Nothing is cuter than child sized furniture!  When I found this little treasure, I knew Kira must have loved it!   But now that Kira is off to college, her rocker can be enjoyed by others 🙂  I used DecoArt color Vintage for the base, and then added a touch of DecoArt’s color Smitten (coral) and DecoArt’s color Everlasting (white) for the vine/flower stencil in the middle.  I can’t wait to use more of the Smitten/coral color on a bigger project… the color is gorgeous!

 

  childrockerafter

70s style table transformation

Each thrifty purchase has specific requirements: it has to be light enough that I can move it around by myself, and it also has to have personality.  When I saw this little old table it told me that it wanted to be functional again and noticeable; mission accomplished 🙂

My new favorite chalk paint color = Honor  by @DecoArt, American Decor, Chalky Finish.  The blue color turns mystical after the Art Minds Clear Wax is applied.  Low grit sandpaper to distress.  Also used a screw driver, drill and a rubber mallet for removing the laminated center piece, where butterfly fabric from Hobby Lobby was applied with an adequate layer of Modge Podge to seal. Simple effort – stunning results!
   70stop    new2  new3  supplies

Craft time!

Recently, Thrifty Rehab partnered with Muy Bueno to make some beautiful crepe paper flowers for Dia de los Muertos.  The flowers are amazing and you too can easily create them! Go to Muy Bueno for DIY (do it yourself) instructions.

Turquoise Metal Plant Stand

I love how this metal plant stand turned out; click on the images to see more detail.  I found this at a little obscure place near my Dad’s home, simply called Global Thrift.  Unlike the typically neglected pieces I find, this one had been loved, painted and even bead-dazzled!  Someone obviously admired this stand too.  I wish I would have gotten a good image of the beads/gems that were glued on, however you can see where they once were in the before image below.

This was sprayed with Krylon ColorMaster Paint + Primer, color: Surf, finish: Matte.  The color is so nice that I incorporated it into a few more projects forthcoming, so stay tuned!  After the paint dried, it was distressed with 80 gauge sandpaper and then finished with dark wax.  I hope to work with many more metal pieces as they produce quick & beautiful results!

Original plant stand = $4, spray paint = $4

   beforenafter

Vintage Scrolly Shelves

While visiting grandma in Loveland, CO we found this gorgeous 5-tiered shelf at the ARC.  Who could pass up this beauty?!  I typically have a $30 MAX budget on any one piece; this was my first “expensive” piece at $30. I had my kids pick this up so I could look at the bottom which was filled with spider webs and dead things. Because of this, they wanted me to leave it, but yah, NO —  this shelf needed me as much as I needed it!

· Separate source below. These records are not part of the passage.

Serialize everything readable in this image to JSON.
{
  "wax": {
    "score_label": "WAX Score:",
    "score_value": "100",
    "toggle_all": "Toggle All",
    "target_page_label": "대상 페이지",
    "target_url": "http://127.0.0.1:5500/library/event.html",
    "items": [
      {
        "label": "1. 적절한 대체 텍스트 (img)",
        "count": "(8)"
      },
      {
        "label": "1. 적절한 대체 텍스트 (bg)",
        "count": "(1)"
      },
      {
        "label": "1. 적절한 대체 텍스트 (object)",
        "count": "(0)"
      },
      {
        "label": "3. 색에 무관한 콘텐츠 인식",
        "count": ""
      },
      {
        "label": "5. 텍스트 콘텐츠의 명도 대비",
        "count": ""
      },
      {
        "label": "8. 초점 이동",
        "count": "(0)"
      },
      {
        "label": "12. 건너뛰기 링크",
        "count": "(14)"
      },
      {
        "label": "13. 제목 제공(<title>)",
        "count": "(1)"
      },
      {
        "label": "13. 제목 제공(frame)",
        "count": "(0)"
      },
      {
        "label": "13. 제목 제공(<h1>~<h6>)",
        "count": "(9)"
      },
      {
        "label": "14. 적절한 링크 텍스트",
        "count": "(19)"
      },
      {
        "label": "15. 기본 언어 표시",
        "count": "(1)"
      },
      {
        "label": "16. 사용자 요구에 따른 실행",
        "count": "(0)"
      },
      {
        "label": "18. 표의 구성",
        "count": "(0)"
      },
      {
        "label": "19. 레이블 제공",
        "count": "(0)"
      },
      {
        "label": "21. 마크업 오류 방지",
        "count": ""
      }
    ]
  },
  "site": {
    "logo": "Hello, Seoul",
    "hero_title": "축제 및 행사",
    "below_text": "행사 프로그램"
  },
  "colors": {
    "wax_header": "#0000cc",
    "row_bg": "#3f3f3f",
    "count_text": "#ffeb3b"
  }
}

I spent a long time trying to decide what to do with this piece as it was clearly, already awesome.  The dark wood is always pretty, but I decided that I wanted to lighten her up.  Since she is so spectacular and curvy, I used Annie Sloan’s more expensive Antique White to finish.  The backing needed to be replaced; I covered it with interesting fabric and love the final product!  Hope you do too!